While Israelis are busy removing chametz (leavened food) from their homes ahead of Passover,
Japan is still dealing with one of the greatest disasters
in its history. A group of social activists has found a connection between the two.
In the coming days, volunteers of the My Israel
movement plan to visit homes across Israel, wait at the entrances to supermarkets and try to collect all the Israeli chametz and send it, with the Foreign Ministry's help, to tsunami-hit areas in Japan.
Every year, in accordance with the Jewish tradition, Israel
holds a ceremony in which it sells its leavened products to a non-Jew. According to Jewish Law, all food which is not kosher for Passover must be sold for holiday and bought back after the mid-holidays.
Tradition allows selling the leavened food to any person who is not Jewish, who can do with it as he pleases.

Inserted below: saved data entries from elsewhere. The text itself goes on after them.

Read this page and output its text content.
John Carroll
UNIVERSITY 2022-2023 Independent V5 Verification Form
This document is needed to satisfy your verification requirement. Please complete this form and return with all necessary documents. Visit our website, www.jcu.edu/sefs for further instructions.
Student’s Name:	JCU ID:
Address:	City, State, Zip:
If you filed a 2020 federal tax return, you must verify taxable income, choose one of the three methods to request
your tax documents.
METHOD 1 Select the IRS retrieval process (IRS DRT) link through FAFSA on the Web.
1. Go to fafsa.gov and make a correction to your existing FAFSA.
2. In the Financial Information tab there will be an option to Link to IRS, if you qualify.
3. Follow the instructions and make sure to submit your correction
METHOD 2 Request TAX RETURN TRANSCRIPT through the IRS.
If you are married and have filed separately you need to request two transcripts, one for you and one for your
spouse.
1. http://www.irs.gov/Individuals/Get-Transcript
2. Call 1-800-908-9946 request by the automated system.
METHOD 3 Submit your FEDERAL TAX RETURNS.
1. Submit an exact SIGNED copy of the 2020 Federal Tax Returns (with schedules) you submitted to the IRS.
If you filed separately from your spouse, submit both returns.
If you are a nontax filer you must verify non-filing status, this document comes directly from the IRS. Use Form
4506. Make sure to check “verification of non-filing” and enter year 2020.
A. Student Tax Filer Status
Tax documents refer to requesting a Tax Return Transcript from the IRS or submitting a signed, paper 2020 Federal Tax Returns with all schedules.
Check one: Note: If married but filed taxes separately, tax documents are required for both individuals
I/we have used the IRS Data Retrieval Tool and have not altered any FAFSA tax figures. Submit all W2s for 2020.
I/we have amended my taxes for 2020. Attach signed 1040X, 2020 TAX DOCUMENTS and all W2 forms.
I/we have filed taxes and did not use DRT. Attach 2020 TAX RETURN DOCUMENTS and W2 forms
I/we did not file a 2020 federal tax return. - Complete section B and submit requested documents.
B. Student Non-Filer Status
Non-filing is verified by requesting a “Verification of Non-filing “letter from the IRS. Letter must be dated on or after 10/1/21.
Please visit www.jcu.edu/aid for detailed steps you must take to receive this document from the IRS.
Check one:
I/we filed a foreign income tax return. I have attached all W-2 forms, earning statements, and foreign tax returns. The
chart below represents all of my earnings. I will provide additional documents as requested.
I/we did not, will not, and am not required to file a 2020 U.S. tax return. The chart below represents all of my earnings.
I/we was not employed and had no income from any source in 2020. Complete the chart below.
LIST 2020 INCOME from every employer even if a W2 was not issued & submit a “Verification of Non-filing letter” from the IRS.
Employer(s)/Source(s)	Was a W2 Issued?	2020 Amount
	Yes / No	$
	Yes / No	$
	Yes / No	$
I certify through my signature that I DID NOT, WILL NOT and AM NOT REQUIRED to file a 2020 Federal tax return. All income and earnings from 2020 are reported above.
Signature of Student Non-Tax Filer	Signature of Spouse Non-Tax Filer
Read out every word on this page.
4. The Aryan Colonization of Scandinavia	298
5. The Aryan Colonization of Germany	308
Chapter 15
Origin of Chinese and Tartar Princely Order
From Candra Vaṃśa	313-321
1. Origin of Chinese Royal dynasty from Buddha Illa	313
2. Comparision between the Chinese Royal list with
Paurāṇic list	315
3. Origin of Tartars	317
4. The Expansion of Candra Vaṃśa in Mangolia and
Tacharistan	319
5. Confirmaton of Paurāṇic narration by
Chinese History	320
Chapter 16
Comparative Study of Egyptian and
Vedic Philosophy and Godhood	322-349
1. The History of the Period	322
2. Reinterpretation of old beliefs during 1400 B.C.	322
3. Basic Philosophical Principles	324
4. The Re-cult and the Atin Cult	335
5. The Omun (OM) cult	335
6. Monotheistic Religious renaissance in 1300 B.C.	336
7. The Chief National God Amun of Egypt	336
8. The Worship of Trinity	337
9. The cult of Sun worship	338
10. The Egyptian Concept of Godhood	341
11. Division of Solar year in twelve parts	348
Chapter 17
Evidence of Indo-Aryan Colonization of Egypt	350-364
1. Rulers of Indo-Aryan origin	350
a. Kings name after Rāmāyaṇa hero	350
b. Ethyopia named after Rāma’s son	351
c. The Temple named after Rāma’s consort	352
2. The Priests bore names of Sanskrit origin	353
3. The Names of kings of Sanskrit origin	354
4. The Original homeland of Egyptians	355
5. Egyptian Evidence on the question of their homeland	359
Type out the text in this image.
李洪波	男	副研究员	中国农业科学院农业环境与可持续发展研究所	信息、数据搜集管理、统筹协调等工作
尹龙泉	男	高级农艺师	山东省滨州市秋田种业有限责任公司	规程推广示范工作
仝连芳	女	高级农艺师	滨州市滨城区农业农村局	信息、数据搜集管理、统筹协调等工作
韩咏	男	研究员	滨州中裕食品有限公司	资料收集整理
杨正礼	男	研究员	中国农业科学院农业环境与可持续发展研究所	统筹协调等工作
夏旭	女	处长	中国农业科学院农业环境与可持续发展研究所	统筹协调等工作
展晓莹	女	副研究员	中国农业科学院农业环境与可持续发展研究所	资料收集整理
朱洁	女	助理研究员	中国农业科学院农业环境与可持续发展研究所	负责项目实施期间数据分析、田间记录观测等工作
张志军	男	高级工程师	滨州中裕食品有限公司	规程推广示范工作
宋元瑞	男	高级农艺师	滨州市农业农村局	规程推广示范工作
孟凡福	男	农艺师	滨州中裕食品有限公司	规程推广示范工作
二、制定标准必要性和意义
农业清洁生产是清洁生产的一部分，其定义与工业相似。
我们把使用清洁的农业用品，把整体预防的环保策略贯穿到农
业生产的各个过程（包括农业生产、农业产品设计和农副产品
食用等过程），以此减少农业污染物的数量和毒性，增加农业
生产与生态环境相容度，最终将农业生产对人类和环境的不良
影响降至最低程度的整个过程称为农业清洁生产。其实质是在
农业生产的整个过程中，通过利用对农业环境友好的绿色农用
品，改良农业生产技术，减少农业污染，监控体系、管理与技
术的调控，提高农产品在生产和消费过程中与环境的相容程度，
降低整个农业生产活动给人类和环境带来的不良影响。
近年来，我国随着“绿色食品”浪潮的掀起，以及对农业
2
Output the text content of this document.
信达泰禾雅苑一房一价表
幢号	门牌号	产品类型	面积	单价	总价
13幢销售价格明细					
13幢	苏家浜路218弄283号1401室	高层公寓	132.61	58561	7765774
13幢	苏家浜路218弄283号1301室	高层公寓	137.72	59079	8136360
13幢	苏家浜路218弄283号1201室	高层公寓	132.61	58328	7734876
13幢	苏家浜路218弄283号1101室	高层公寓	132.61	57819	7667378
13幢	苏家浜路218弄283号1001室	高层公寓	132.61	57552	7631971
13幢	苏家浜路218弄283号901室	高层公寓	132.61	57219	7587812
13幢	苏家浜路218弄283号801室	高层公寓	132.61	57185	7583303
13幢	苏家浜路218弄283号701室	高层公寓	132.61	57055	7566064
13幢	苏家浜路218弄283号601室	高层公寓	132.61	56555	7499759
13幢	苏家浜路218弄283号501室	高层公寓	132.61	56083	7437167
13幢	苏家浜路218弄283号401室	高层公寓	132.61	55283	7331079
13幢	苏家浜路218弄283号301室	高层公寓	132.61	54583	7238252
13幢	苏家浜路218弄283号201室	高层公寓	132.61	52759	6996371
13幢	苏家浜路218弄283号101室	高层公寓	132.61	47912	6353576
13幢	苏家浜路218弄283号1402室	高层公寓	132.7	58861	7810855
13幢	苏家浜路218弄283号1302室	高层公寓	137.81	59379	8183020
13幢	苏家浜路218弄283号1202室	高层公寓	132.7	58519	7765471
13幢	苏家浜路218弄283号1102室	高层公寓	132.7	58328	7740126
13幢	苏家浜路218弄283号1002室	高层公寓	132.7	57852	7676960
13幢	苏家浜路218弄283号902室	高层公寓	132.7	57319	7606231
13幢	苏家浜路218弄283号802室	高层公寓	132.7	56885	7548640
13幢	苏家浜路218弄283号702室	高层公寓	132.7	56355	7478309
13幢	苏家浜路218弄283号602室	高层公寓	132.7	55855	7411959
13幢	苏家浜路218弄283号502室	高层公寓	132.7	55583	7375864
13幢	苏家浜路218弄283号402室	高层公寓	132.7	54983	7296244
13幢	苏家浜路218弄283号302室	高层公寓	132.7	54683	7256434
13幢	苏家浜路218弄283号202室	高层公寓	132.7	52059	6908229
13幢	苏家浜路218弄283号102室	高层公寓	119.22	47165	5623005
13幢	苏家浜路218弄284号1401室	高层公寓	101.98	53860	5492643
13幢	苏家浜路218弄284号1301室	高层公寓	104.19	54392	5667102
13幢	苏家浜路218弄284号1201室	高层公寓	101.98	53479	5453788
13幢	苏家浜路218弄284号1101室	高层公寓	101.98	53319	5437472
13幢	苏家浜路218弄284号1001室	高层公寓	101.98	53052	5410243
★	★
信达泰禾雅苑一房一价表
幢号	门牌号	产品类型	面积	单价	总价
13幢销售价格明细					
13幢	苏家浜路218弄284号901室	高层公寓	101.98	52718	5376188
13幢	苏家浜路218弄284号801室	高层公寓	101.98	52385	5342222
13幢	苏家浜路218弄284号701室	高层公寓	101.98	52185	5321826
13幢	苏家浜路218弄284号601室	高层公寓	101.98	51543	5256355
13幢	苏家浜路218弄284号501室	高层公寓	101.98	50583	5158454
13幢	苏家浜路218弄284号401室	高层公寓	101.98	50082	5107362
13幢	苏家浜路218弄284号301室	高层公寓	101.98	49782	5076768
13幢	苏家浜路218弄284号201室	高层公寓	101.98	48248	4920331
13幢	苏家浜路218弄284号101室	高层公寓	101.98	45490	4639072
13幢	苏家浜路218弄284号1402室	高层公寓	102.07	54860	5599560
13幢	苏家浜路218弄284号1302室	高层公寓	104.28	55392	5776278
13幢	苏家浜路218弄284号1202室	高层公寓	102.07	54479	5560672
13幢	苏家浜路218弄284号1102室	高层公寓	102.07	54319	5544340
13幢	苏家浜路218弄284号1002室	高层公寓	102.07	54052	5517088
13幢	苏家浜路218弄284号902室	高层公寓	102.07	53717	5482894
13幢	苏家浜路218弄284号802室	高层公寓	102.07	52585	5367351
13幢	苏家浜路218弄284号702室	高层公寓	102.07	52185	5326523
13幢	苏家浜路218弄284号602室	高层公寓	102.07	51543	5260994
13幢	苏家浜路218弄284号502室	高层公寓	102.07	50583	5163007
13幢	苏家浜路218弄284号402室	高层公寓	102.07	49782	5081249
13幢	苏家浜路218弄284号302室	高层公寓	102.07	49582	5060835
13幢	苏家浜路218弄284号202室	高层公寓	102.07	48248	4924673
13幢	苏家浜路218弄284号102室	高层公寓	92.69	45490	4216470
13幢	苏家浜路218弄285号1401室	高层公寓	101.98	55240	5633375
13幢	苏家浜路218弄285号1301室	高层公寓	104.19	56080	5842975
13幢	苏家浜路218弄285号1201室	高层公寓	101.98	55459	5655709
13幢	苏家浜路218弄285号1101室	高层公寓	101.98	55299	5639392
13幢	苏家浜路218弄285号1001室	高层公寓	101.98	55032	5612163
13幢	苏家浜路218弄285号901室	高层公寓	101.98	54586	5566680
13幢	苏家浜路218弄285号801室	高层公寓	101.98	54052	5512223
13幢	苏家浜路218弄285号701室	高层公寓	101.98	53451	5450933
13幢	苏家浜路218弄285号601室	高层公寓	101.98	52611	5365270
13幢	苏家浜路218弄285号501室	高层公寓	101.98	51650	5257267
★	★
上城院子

Israel's chametz is usually sold to a resident of the Arab village of Abu Gosh, but this year the association's volunteers will try to send part of it to the Japanese.
Following the natural disaster and nuclear crisis in Japan, the country's residents are experiencing a shortage of products like flour and noodles, which are considered chametz in Israel.
"We call on all readers to bring us the products they won't be eating on Passover, because there are those who need them," says My Israel Chairwoman Ayelet Shaked. "We want to implement the value of mutual commitment not just within our people, but with other nations as well."
The chametz shipment will be prepared by Foreign Ministry workers, who will load crates bearing flags of Israel and the caption "From Israel with Love" on one of the next planes leaving for Japan.